MMath Thesis Presentation • Cardinality Estimation in Streaming Graph Data Management Systems

Friday, February 16, 2024 11:00 am - 11:00 am EST (GMT -05:00)

Kerem Akillioglu, MMath candidate
David R. Cheriton School of Computer Science

Graph processing has become an increasingly popular paradigm for data management systems. Concurrently, there is a pronounced demand for specialized systems dedicated to streaming processing that are essential to address the continual flow of data and the inherent dynamism in streaming data. Yet, the lack of a standardized, general-purpose query framework specifically for streaming graphs is a notable gap in existing technologies. This shortfall emphasizes the necessity for a more comprehensive solution for processing and analyzing streaming graph data efficiently in real time. Enhancing this solution is crucially dependent on improving the query processing pipeline, especially on cardinality estimation and query optimization, both of which are key factors in ensuring optimal system performance.

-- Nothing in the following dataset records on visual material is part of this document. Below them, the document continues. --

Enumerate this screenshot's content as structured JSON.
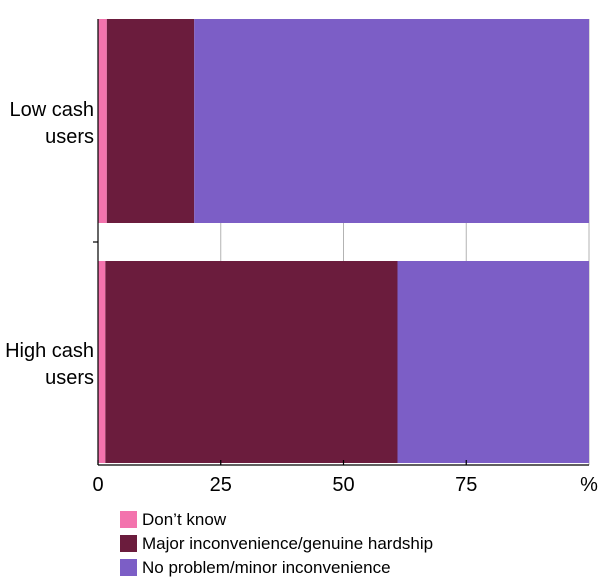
{
  "chart_data": {
    "type": "bar",
    "orientation": "horizontal",
    "stacked": true,
    "categories": [
      "Low cash users",
      "High cash users"
    ],
    "category_lines": [
      [
        "Low cash",
        "users"
      ],
      [
        "High cash",
        "users"
      ]
    ],
    "series": [
      {
        "name": "Don’t know",
        "color": "#f373ad",
        "values": [
          1.8,
          1.5
        ]
      },
      {
        "name": "Major inconvenience/genuine hardship",
        "color": "#6b1c3d",
        "values": [
          17.8,
          59.5
        ]
      },
      {
        "name": "No problem/minor inconvenience",
        "color": "#7c5ec6",
        "values": [
          80.4,
          39.0
        ]
      }
    ],
    "xlim": [
      0,
      100
    ],
    "xticks": [
      0,
      25,
      50,
      75
    ],
    "xtick_labels": [
      "0",
      "25",
      "50",
      "75"
    ],
    "x_unit_label": "%",
    "grid": "vertical",
    "legend_position": "bottom-left"
  }
}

In this thesis, a novel cardinality estimation technique, called GraphSketch, that is tailored for streaming graph database management systems (GDBMS) is proposed. GraphSketch is a sketch-based framework designed to concisely summarize streaming graphs, enabling both accurate and efficient cardinality estimations. The thesis delves into the theoretical foundations of GraphSketch, outlining its conceptual design and the specific methodologies employed in its construction. Additionally, the thesis elaborates on the suitability of GraphSketch for streaming systems, highlighting its capability for incremental updates, which are pivotal in maintaining efficiency in the rapidly evolving environment of streaming data.